Lucas 09/07/2020
Uma experiência, embora nem sempre surpreendente, é sempre uma experiência.
O Teste (The Testing) é o primeiro livro de uma trilogia antiutopica do mesmo nome, escrita pela estreante Joelle Charbonneau, uma musicista que se dedicava a lecionar canto e produzir peças teatrais até descobrir seu amor pela escrita nas aventuras de Malencia Vale, chamada de Cia para os íntimos (descobrimos que qualquer pessoa com quem a autora queira que o leitor tenha simpatia entra nessa classificação).
A história de Cia nos apresenta um país comandado pela Comunidade das Nações Unidas, que desenvolveu uma série de Testes no qual adolescentes prodígios tem a chance de participar e colaborar para a reconstrução de seu mundo devastado por uma Guerra de Sete Estágios (que o leitor pacientemente deverá aguardar ser explicado em algum momento do livro). Cia anseia participar do Teste, espelhada na conquista do pai que não somente participou, como foi um dos ganhadores, galgando o direito a frequentar uma faculdade na área agrária que posteriormente lhe levaria a residir na Colônia de Cinco Lagos, lar dos que viriam a ser seus cinco filhos, sendo Cia a única menina.
Uma vez selecionados para o Teste, os formandos não poderão se recusar a participar, já que a negativa ao convite é vista como traição, punível com morte (não vai fazer diferença para alguns, que vão morrer do mesmo jeito). Porém, antes que pudesse partir para Tosu City, a capital da nação, Cia é alertada por seu pai sobre perigos presentes nos testes, como envenenamento por colegas de classe ou provas que poderão tirar sua vida (embora as memórias do pai de Cia sobre o Teste tenham sido apagadas, ele lhe dá alertas um tanto detalhados).
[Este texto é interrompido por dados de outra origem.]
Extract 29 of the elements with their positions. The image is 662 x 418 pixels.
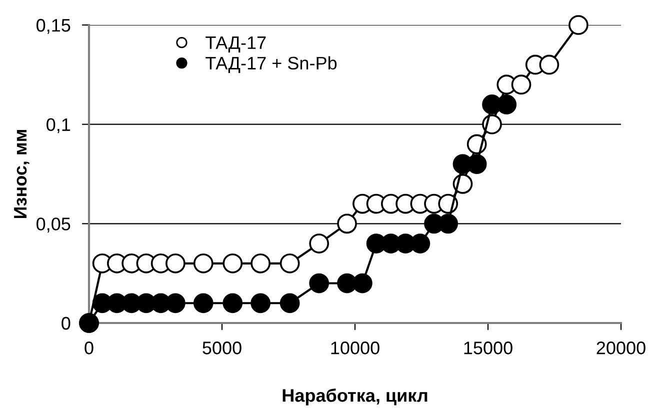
point xyxy=(166,253,186,274)
point xyxy=(250,293,270,314)
point xyxy=(309,234,330,254)
point xyxy=(222,253,243,274)
x-tick-label: 15000 xyxy=(464,342,512,354)
point xyxy=(280,253,300,274)
point xyxy=(250,253,270,274)
point xyxy=(511,74,532,95)
x-tick-label: 5000 xyxy=(202,342,242,354)
point xyxy=(309,273,330,294)
y-tick-label: 0 xyxy=(62,316,70,330)
point xyxy=(352,273,372,294)
x-axis-title: Наработка, цикл xyxy=(282,388,428,406)
legend-label: ТАД-17 + Sn-Pb xyxy=(206,56,337,73)
point xyxy=(337,214,357,234)
point xyxy=(193,293,214,314)
point xyxy=(280,293,300,314)
point xyxy=(539,54,560,75)
y-axis-title: Износ, мм xyxy=(14,130,30,218)
y-tick-label: 0,05 xyxy=(36,218,70,233)
legend-label: ТАД-17 xyxy=(206,36,266,53)
point xyxy=(568,15,588,35)
y-tick-label: 0,1 xyxy=(46,118,70,134)
point xyxy=(222,293,243,314)
point xyxy=(193,253,214,274)
x-tick-label: 20000 xyxy=(596,342,646,354)
y-tick-label: 0,15 xyxy=(36,18,70,34)
x-tick-label: 10000 xyxy=(331,342,380,354)
x-tick-label: 0 xyxy=(84,342,94,354)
Um dia após a formatura, Cia e outros três formandos de sua cidade são selecionados para o Teste: Malachi, Zandri e Tomas (acredite se quiser), o menino por qual Cia nutre certa paixão. Tomas é um garoto extrovertido e harmonioso, e é claro que está no mesmo grupo de Provas de Cia. Ele é apresentado na história de maneira sucinta para que não tenhamos dúvida de que ele será o par romântico da protagonista. E não se passam dez páginas para Cia e Tomas engajarem afetos românticos e íntimos que nunca tiveram antes, incluindo trilhas a dois e a revelação de todos os segredos da personagem (que o pai tanto a advertiu para que não fosse compartilhado com qualquer pessoa). Mesmo as advertências sobre ter cuidado em quem confiar no teste, Cia confia no primeiro que aparece.
A protagonista é favorecida de diversas maneiras durante os testes, seja pela sua perspicácia sobre-humana, sua educação caseira que envolvia aprender tudo sobre tudo ou por outros personagens com as quais ela cria laços rasos e que geram consequências de relacionamentos profundos. Exemplo disso é o monitor de viagem do grupo, um jovem comandante de Tosu City, que deveria ser imparcial quanto aos selecionados ao teste, mas logo cria uma afeição secreta por Cia, lhe dando reconhecimentos por suas habilidades e dicas silenciosas sobreas avaliações enfrentadas pela menina.
Há momentos de reais inspirações em que o leitor é agraciado com passagens fluídas e criativas sobre determinados aspectos do mundo de Cia, mas são passagens que não são desenvolvidas e provavelmente você nem se lembrará algumas páginas depois. O final do livro até tenta lhe presentear com um desfecho costurado, mas soa como um copo de água para lacunas que foram engolidas a seco durante toda a leitura.
Apesar de trazer temas comuns da literatura infanto-juvenil e juntar elementos do gênero, Charbonneau não inova ao desenvolvê-los, nos entregando “reviravoltas” que poderiam ser mais emocionantes se fossem melhor trabalhadas e um conto que pode gerar certa familiaridade e previsibilidade para leitores mais experientes. A dosagem um pouco exagerada de clichês, mistérios e prepotência durante a narrativa é somada a uma inteligência quase onisciente da protagonista, funcionando apenas para trazer as reflexões que você pode nunca ter tido se não teve contato com outras distopias.
É definitivamente um bom livro para amadores no gênero, bebendo em cheio de clássicos da literatura e entregando uma protagonista que precisa lidar com um governo perigoso e uma rede de avaliações questionáveis. O Teste desempenha um ótimo papel de prelúdio de mais de trezentas páginas de uma história que pode até ser boa, mas que só cativa leitores iniciantes.